Hi Martin, Thanks for your post. I think that an interesting feature of MDArray is the ability to get section from it. A section gets a subarray with the same backing store. Since there is no data copying, cost is very low. So, Im thinking that you could do some animation with it. For instance, in your example, you could have another dimension time = 10. Here a small example that fills all frames of the animation. My example data will probably not show anything nice though! require 'mdarray' def animation width = 5 height = 6 time = 10 animation = MDArray.float([time, width, height]) (0...time).each do |t| # use section to get only one time frame. The last argument to section is 'true' # that gets a section with reduction, i.e., eliminates dimensions of size 1. # frame is a 2 dimensional mdarray frame = animation.section([t, 0, 0], [1, width, height], true) # fill frame with values for each time frame animation (0...width).each do |w| (0...height).each do |h| frame[w, h] = t * w * h end end end end More dimensions could be used for instance if you wanted to divide the screen if quarters. You could also have an animation with many characters. Animation = MDArray.float([time, characters, width, height]) Every character would be in its own dimension. You could work on every character independently by getting their section: char1 = animation.section([t, 1, 0, 0], [1, 1, width, height], true) or getting all characters for a given time frame. Frame1 = animation.section([t, 0, 0, 0], [1, characters, width, height]) I would love to see this with processing!
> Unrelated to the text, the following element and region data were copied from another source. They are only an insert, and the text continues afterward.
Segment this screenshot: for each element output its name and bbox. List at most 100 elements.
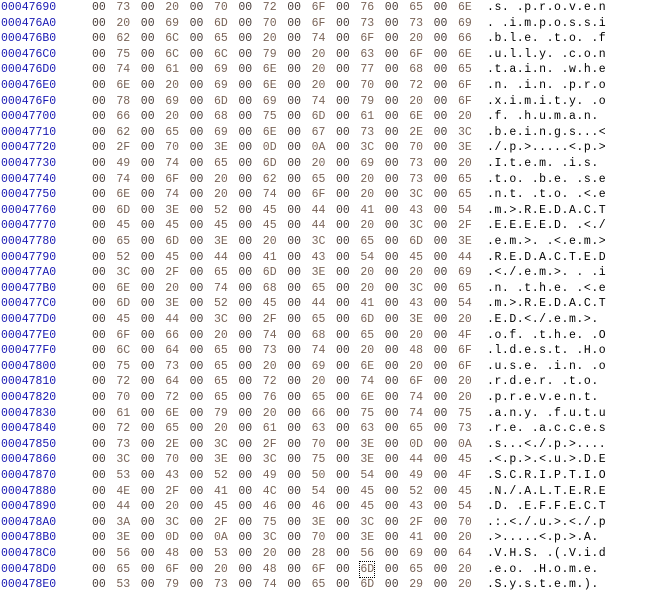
hex-byte[interactable]: 00 xyxy=(190,468,204,484)
hex-byte[interactable]: 43 xyxy=(409,499,423,515)
hex-byte[interactable]: 00 xyxy=(385,218,399,234)
ascii-text[interactable]: .E.D.<./.e.m.>. xyxy=(487,312,606,328)
ascii-text[interactable]: .r.e. .a.c.c.e.s xyxy=(487,421,606,437)
hex-byte[interactable]: 3C xyxy=(214,312,228,328)
hex-byte[interactable]: 20 xyxy=(312,78,326,94)
hex-byte[interactable]: 00 xyxy=(92,265,106,281)
hex-byte[interactable]: 00 xyxy=(336,0,350,16)
ascii-text[interactable]: .N./.A.L.T.E.R.E xyxy=(487,484,606,500)
hex-byte[interactable]: 00 xyxy=(385,484,399,500)
hex-byte[interactable]: 00 xyxy=(190,577,204,593)
ascii-text[interactable]: .E.E.E.E.D. .<./ xyxy=(487,218,606,234)
hex-byte[interactable]: 00 xyxy=(385,125,399,141)
hex-byte[interactable]: 41 xyxy=(214,484,228,500)
hex-byte[interactable]: 00 xyxy=(92,16,106,32)
hex-byte[interactable]: 69 xyxy=(458,16,472,32)
hex-byte[interactable]: 45 xyxy=(360,499,374,515)
hex-byte[interactable]: 00 xyxy=(238,406,252,422)
hex-byte[interactable]: 00 xyxy=(287,140,301,156)
hex-byte[interactable]: 00 xyxy=(238,530,252,546)
hex-byte[interactable]: 00 xyxy=(141,62,155,78)
hex-byte[interactable]: 00 xyxy=(287,125,301,141)
hex-byte[interactable]: 20 xyxy=(312,156,326,172)
hex-byte[interactable]: 6F xyxy=(458,343,472,359)
hex-byte[interactable]: 00 xyxy=(141,406,155,422)
hex-byte[interactable]: 00 xyxy=(92,78,106,94)
hex-byte[interactable]: 65 xyxy=(409,0,423,16)
hex-byte[interactable]: 00 xyxy=(190,406,204,422)
hex-byte[interactable]: 00 xyxy=(336,109,350,125)
hex-byte[interactable]: 64 xyxy=(165,374,179,390)
hex-byte[interactable]: 00 xyxy=(385,452,399,468)
hex-byte[interactable]: 41 xyxy=(360,296,374,312)
hex-byte[interactable]: 00 xyxy=(336,265,350,281)
hex-byte[interactable]: 3C xyxy=(263,452,277,468)
ascii-text[interactable]: .>.....<.p.>.A. xyxy=(487,530,606,546)
hex-byte[interactable]: 74 xyxy=(116,62,130,78)
hex-byte[interactable]: 3C xyxy=(409,281,423,297)
hex-byte[interactable]: 52 xyxy=(116,250,130,266)
hex-byte[interactable]: 00 xyxy=(385,374,399,390)
hex-byte[interactable]: 3E xyxy=(360,452,374,468)
hex-byte[interactable]: 54 xyxy=(458,499,472,515)
hex-byte[interactable]: 00 xyxy=(92,172,106,188)
hex-byte[interactable]: 00 xyxy=(238,562,252,578)
hex-byte[interactable]: 00 xyxy=(92,140,106,156)
hex-byte[interactable]: 65 xyxy=(214,343,228,359)
ascii-text[interactable]: .e.m.>. .<.e.m.> xyxy=(487,234,606,250)
hex-byte[interactable]: 00 xyxy=(385,250,399,266)
hex-byte[interactable]: 6F xyxy=(312,0,326,16)
hex-byte[interactable]: 00 xyxy=(141,421,155,437)
hex-byte[interactable]: 66 xyxy=(165,328,179,344)
hex-byte[interactable]: 69 xyxy=(214,125,228,141)
hex-byte[interactable]: 73 xyxy=(116,0,130,16)
hex-byte[interactable]: 00 xyxy=(238,468,252,484)
hex-byte[interactable]: 00 xyxy=(434,47,448,63)
hex-byte[interactable]: 61 xyxy=(263,421,277,437)
hex-byte[interactable]: 00 xyxy=(238,359,252,375)
hex-byte[interactable]: 75 xyxy=(458,406,472,422)
hex-byte[interactable]: 00 xyxy=(92,437,106,453)
hex-byte[interactable]: 00 xyxy=(238,250,252,266)
hex-byte[interactable]: 69 xyxy=(214,62,228,78)
hex-byte[interactable]: 20 xyxy=(409,31,423,47)
hex-byte[interactable]: 00 xyxy=(190,0,204,16)
hex-byte[interactable]: 77 xyxy=(360,62,374,78)
hex-byte[interactable]: 00 xyxy=(336,390,350,406)
hex-byte[interactable]: 6E xyxy=(409,109,423,125)
hex-byte[interactable]: 20 xyxy=(263,406,277,422)
hex-byte[interactable]: 52 xyxy=(214,468,228,484)
hex-byte[interactable]: 2F xyxy=(263,312,277,328)
hex-byte[interactable]: 00 xyxy=(238,94,252,110)
hex-byte[interactable]: 00 xyxy=(141,374,155,390)
hex-byte[interactable]: 00 xyxy=(434,546,448,562)
hex-byte[interactable]: 65 xyxy=(214,359,228,375)
hex-byte[interactable]: 00 xyxy=(141,203,155,219)
hex-byte[interactable]: 65 xyxy=(312,281,326,297)
hex-byte[interactable]: 00 xyxy=(141,484,155,500)
ascii-text[interactable]: .t.a.i.n. .w.h.e xyxy=(487,62,606,78)
hex-byte[interactable]: 00 xyxy=(92,530,106,546)
hex-byte[interactable]: 20 xyxy=(214,172,228,188)
hex-byte[interactable]: 65 xyxy=(214,390,228,406)
hex-byte[interactable]: 70 xyxy=(116,390,130,406)
hex-byte[interactable]: 20 xyxy=(360,172,374,188)
hex-byte[interactable]: 62 xyxy=(116,125,130,141)
hex-byte[interactable]: 00 xyxy=(336,328,350,344)
hex-byte[interactable]: 3C xyxy=(312,234,326,250)
hex-byte[interactable]: 00 xyxy=(336,47,350,63)
hex-byte[interactable]: 00 xyxy=(141,437,155,453)
hex-byte[interactable]: 75 xyxy=(360,406,374,422)
hex-byte[interactable]: 00 xyxy=(287,250,301,266)
hex-byte[interactable]: 79 xyxy=(165,577,179,593)
hex-byte[interactable]: 72 xyxy=(263,374,277,390)
hex-byte[interactable]: 00 xyxy=(336,140,350,156)
hex-byte[interactable]: 45 xyxy=(263,296,277,312)
hex-byte[interactable]: 72 xyxy=(263,0,277,16)
hex-byte[interactable]: 00 xyxy=(238,31,252,47)
hex-byte[interactable]: 20 xyxy=(360,187,374,203)
hex-byte[interactable]: 00 xyxy=(190,234,204,250)
hex-byte[interactable]: 00 xyxy=(434,374,448,390)
hex-byte[interactable]: 00 xyxy=(92,109,106,125)
hex-byte[interactable]: 3E xyxy=(116,530,130,546)
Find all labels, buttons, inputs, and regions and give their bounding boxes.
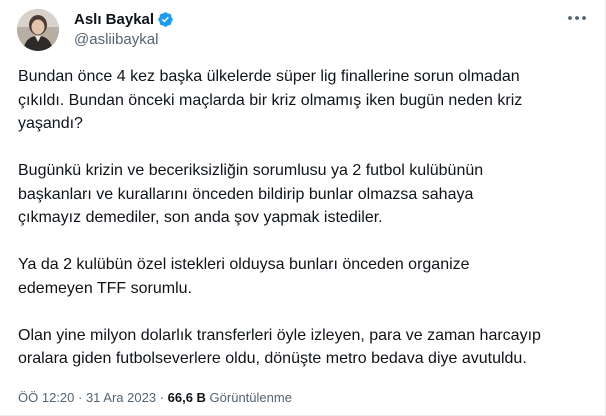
author-display-name[interactable]: Aslı Baykal bbox=[74, 11, 154, 28]
tweet-paragraph: Bugünkü krizin ve beceriksizliğin soruml… bbox=[18, 162, 484, 226]
tweet-text: Bundan önce 4 kez başka ülkelerde süper … bbox=[18, 65, 593, 394]
author-handle[interactable]: @asliibaykal bbox=[74, 31, 158, 48]
views-count[interactable]: 66,6 B bbox=[168, 390, 206, 405]
meta-separator: · bbox=[74, 390, 86, 405]
more-options-button[interactable] bbox=[565, 8, 589, 28]
views-label[interactable]: Görüntülenme bbox=[206, 390, 292, 405]
avatar[interactable] bbox=[17, 9, 59, 51]
tweet-paragraph: Olan yine milyon dolarlık transferleri ö… bbox=[18, 326, 541, 368]
tweet-date[interactable]: 31 Ara 2023 bbox=[86, 390, 156, 405]
tweet-metadata: ÖÖ 12:20 · 31 Ara 2023 · 66,6 B Görüntül… bbox=[18, 390, 292, 405]
tweet-paragraph: Bundan önce 4 kez başka ülkelerde süper … bbox=[18, 68, 523, 132]
more-horizontal-icon bbox=[568, 16, 586, 20]
tweet-time[interactable]: ÖÖ 12:20 bbox=[18, 390, 74, 405]
verified-badge-icon bbox=[157, 11, 174, 28]
user-avatar-image bbox=[17, 9, 59, 51]
tweet-paragraph: Ya da 2 kulübün özel istekleri olduysa b… bbox=[18, 256, 470, 297]
meta-separator: · bbox=[156, 390, 168, 405]
tweet-card: Aslı Baykal @asliibaykal Bundan önce 4 k… bbox=[0, 0, 606, 416]
author-name-row[interactable]: Aslı Baykal bbox=[74, 9, 174, 29]
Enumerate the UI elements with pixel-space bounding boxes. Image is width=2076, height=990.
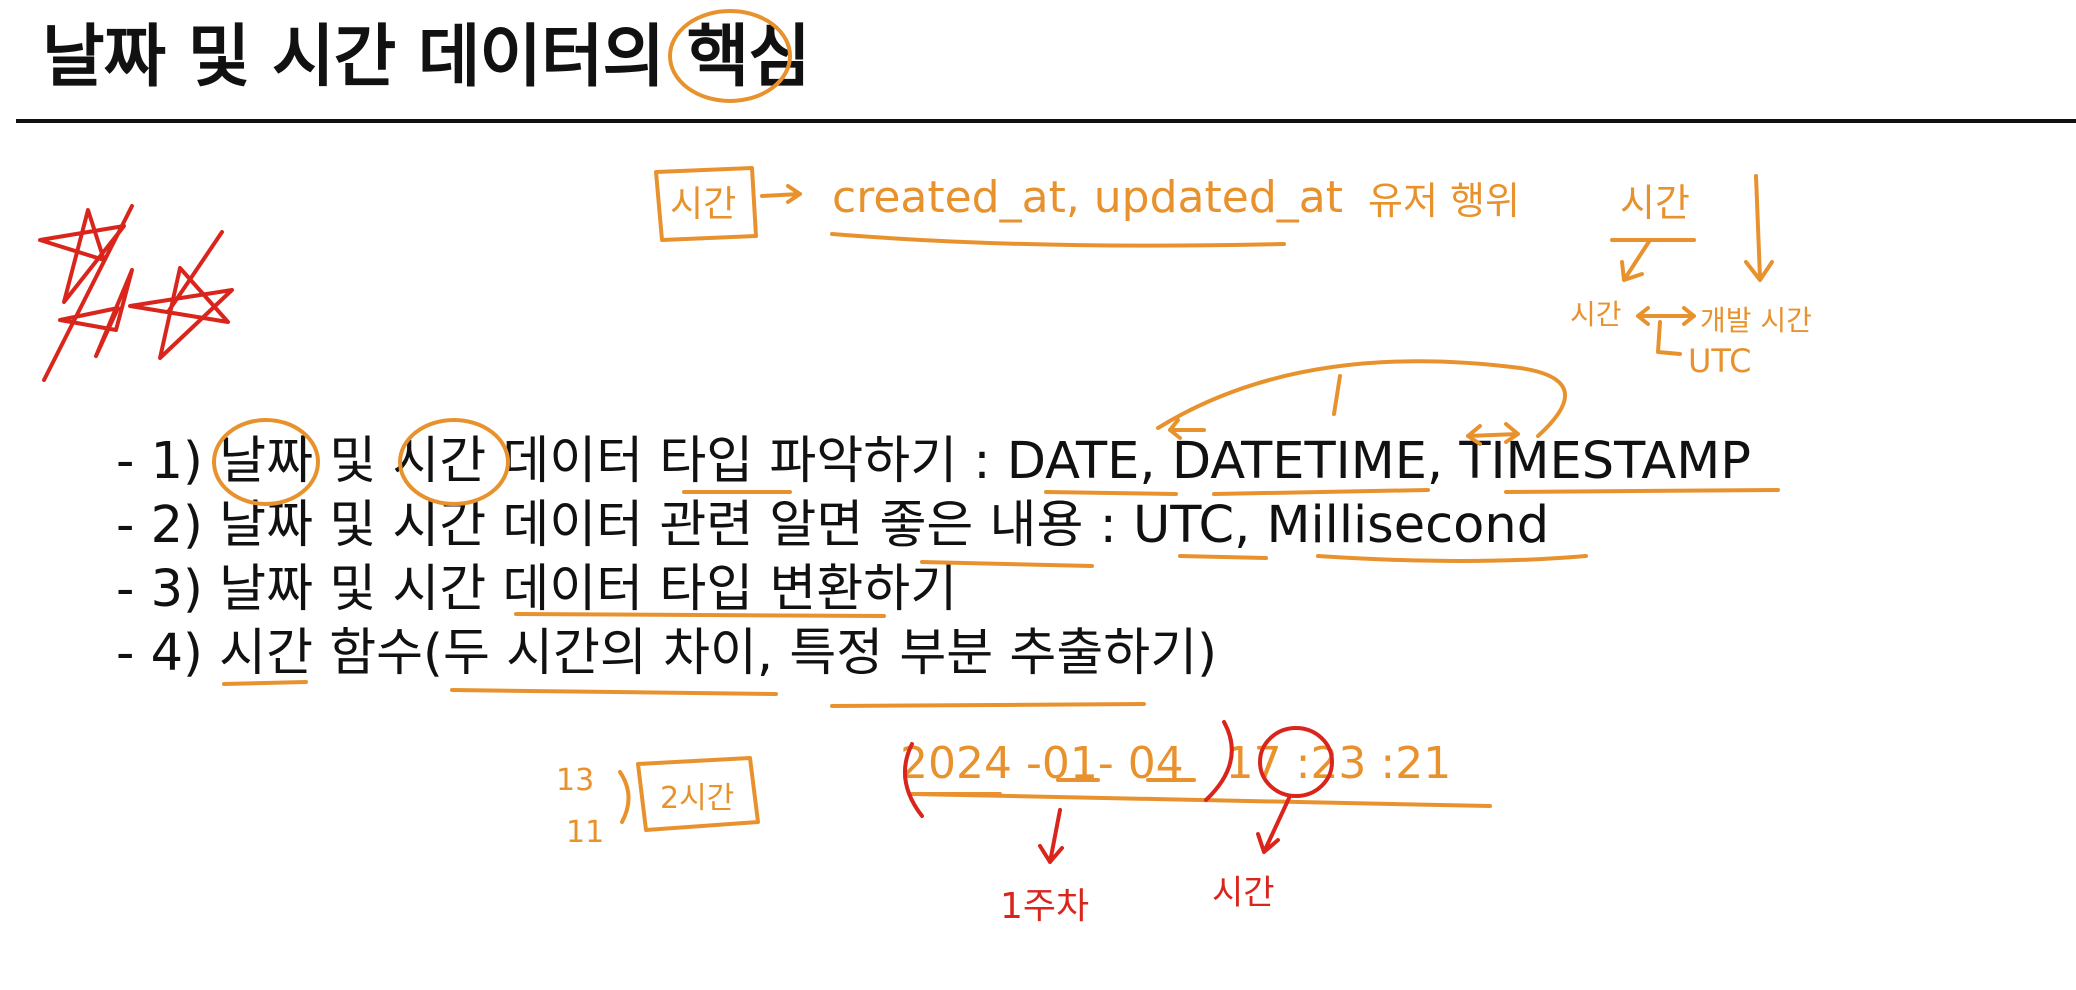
hours-11-note: 11 (566, 815, 604, 850)
bullet-list: - 1) 날짜 및 시간 데이터 타입 파악하기 : DATE, DATETIM… (116, 430, 1751, 686)
star-mark-1 (38, 208, 126, 304)
underline-extract (830, 702, 1146, 708)
arc-stem (1332, 374, 1342, 416)
server-time-note: 시간 (1570, 298, 1622, 331)
star-stroke-2 (166, 230, 224, 314)
bullet-item-4: - 4) 시간 함수(두 시간의 차이, 특정 부분 추출하기) (116, 624, 1218, 683)
underline-difference (450, 688, 778, 696)
hour-part-note: 시간 (1212, 873, 1275, 913)
user-action-time-note: 시간 (1620, 181, 1690, 225)
bullet-item-1: - 1) 날짜 및 시간 데이터 타입 파악하기 : DATE, DATETIM… (116, 432, 1751, 491)
date-close-paren (1204, 720, 1234, 802)
hours-13-note: 13 (556, 763, 594, 798)
time-box-note: 시간 (670, 184, 736, 225)
date-open-paren (902, 742, 924, 818)
arrow-to-fields (760, 184, 802, 204)
utc-note: UTC (1688, 342, 1751, 380)
hour-circle-mark (1258, 726, 1334, 798)
two-hours-note: 2시간 (660, 781, 734, 816)
dev-time-note: 개발 시간 (1700, 304, 1812, 337)
arrow-down-right (1744, 174, 1774, 282)
arrow-to-hour-part (1256, 794, 1292, 854)
datetime-underline (910, 792, 1492, 808)
slide-title: 날짜 및 시간 데이터의 핵심 (42, 18, 811, 97)
bullet-item-3: - 3) 날짜 및 시간 데이터 타입 변환하기 (116, 560, 958, 619)
user-action-note: 유저 행위 (1368, 179, 1520, 223)
star-mark-3 (128, 266, 234, 360)
time-box-mark (654, 166, 758, 242)
double-arrow (1636, 306, 1696, 326)
types-arc (1156, 359, 1568, 438)
fields-note: created_at, updated_at (832, 172, 1343, 223)
first-part-note: 1주차 (1000, 886, 1089, 927)
star-stroke (42, 204, 134, 382)
datetime-example-note: 2024 -01- 04 17 :23 :21 (900, 738, 1451, 789)
bullet-item-2: - 2) 날짜 및 시간 데이터 관련 알면 좋은 내용 : UTC, Mill… (116, 496, 1550, 555)
two-hours-box (636, 756, 760, 832)
fields-underline (830, 232, 1286, 248)
arrow-to-server-time (1620, 238, 1652, 282)
hours-bracket (618, 770, 631, 824)
arrow-to-first-part (1038, 808, 1064, 864)
utc-bracket (1656, 320, 1682, 356)
star-mark-2 (58, 268, 134, 358)
title-divider (16, 119, 2076, 123)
Cheers, Rodrigo

on 2013-08-06 23:18

Before I saw your reply I came up with a revised version of my conways game of life using MDArray http://learning-ruby-processing.blogspot.co.uk/201.... I guess in this case instead of having to two MDArray instances I could have used the one. Unfortunately I've come unstuck with my idea of image processing. Since to use gem libraries with ruby-processing I need to use an external jruby. Whereas to get sketches with PImage (loads images as pixel arrays), I seem to need to use the jruby-complete (that is included with ruby-processing). I have had bit of experience using numpy and pyprocessing which I thought could be interesting.

on 2013-08-07 00:00

Martin, Yes, you could use just one MDArray with one extra dimension for the buffer, although the code is quite clear the way it is. In this case I dont see much gain to it. I dont really understant the problem with having to load jruby-complete. If you cannot intall gems, you could get the .rb files and .jar from MDArray and work as if they were your own ruby and jar files by just configuring the path properly. All files are available on the gem directory or can be directly downloaded from gitHub. Rodrigo

on 2013-08-07 09:21

I think I might have solved the jruby-complete.jar vs external jruby issue, which is completely our fault. The jruby-complete.jar is in our classpath, whether using it directly by starting from java, or calling from jruby (not a good idea). If I remove the jruby-complete.jar I can now run sketches that require runtime libraries from that classpath. I will need a workaround for non-jruby installs (which can't access gems anyway) and for exported apps.